Ce magistrat a rendu compte des plaidoiries dans le délibéré de la Cour, composée de :
Madame Marie-Andrée BAUMANN, Présidente de chambre,
Madame Sylvie LEROY, Conseillère,
Madame Emmanuelle PERIER, Vice-Présidente placée,
Greffier, lors des débats : Madame Mélissandre PHILÉAS
ARRÊT :
— contradictoire
— par mise à disposition de l’arrêt au greffe de la Cour, les parties en ayant été préalablement avisées dans les conditions prévues au deuxième alinéa de l’article 450 du code de procédure civile.
— signé par Marie-Andrée BAUMANN, et par Mélissandre PHILÉAS, Greffier, présent lors de la mise à disposition.
M. [K] [I], atteint d’une hémophilie A modérée depuis sa naissance, a reçu la transfusion de nombreux produits sanguins, dont la plupart en 1981 ; en 1990 il a été découvert porteur du virus de l’hépatite C (VHC).
Un premier traitement mis en place à partir de janvier 2002 puis un second à compter d’octobre 2004 n’ont pas permis d’éradiquer le virus.
Après expertise ordonnée en référé à la demande de M. [K] [I] et confiée au professeur [P] [X] qui a déposé son rapport le 3 avril 2006, l’Office national d’indemnisation des accidents médicaux, des affections iatrogènes et des maladies nosocomiales (l’ONIAM), par décision du 30 octobre 2012, a reconnu l’origine transfusionnelle de la contamination, et a présenté, au titre des préjudices temporaires, une offre d’indemnisation partielle d’un montant de 28 964 euros, acceptée par M. [K] [I] dont l’état n’était pas consolidé.
L’ONIAM a également indemnisé les ayants droit de M. [K] [I] à hauteur de 67 979 euros, à la suite de 14 protocoles d’accord transactionnels.
Par jugement du 19 décembre 2013, le tribunal administratif de Nantes a, d’une part, acté le désistement d’instance de M. [K] [I], à la suite de son indemnisation, et, d’autre part, après avoir retenu dans ses motifs l’origine transfusionnelle de sa contamination par le VHC, a condamné l’ONIAM à verser à la caisse primaire d’assurance maladie de Loire-Atlantique notamment la somme de 584 446,32 euros.

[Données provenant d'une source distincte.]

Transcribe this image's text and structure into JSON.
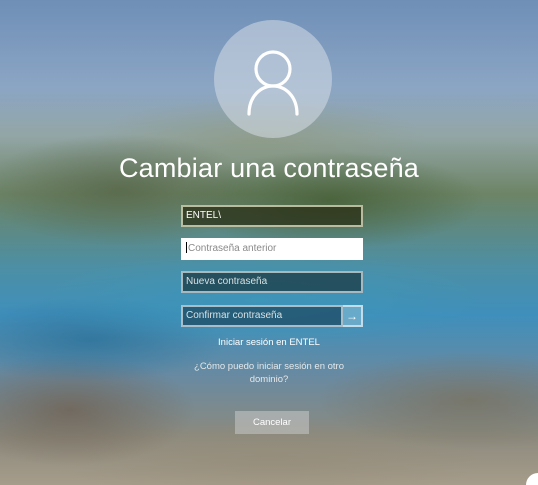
{
  "icons": {
    "avatar": "user-silhouette-icon",
    "submit": "arrow-right-icon"
  },
  "colors": {
    "text": "#ffffff",
    "placeholder": "#8a8a8a"
  },
  "page": {
    "title": "Cambiar una contraseña"
  },
  "form": {
    "username_value": "ENTEL\\",
    "old_password_placeholder": "Contraseña anterior",
    "new_password_placeholder": "Nueva contraseña",
    "confirm_password_placeholder": "Confirmar contraseña",
    "submit_glyph": "→"
  },
  "links": {
    "sign_in": "Iniciar sesión en ENTEL",
    "other_domain": "¿Cómo puedo iniciar sesión en otro dominio?"
  },
  "buttons": {
    "cancel": "Cancelar"
  }
}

L’ONIAM a émis un premier titre exécutoire n°2018-607, le 4 juillet 2018, d’un montant de 652 425,32 euros correspondant à l’indemnisation provisionnelle acceptée par M. [K] [I] et ses proches ainsi qu’à la créance de la CPAM.
M. [I] qui a bénéficié en 2014 d’un nouveau traitement qui, cette fois, a permis l’éradication du virus, a adressé une demande d’indemnisation définitive à l’ONIAM.
Après une nouvelle expertise confiée au docteur [M] qui a déposé son rapport le 20 février 2017, M. [K] [I] a sollicité la liquidation de son préjudice. A la suite des décisions de la juridiction administrative ayant procédé à la liquidation du préjudice de M. [K] [I], l’ONIAM a adressé à la société SMACL assurances (la SMACL) deux autres titres exécutoires n°2019-977 et n°2021-145, lesquels ne sont pas l’objet du présent incident ; ils ont également été contestés par l’assureur.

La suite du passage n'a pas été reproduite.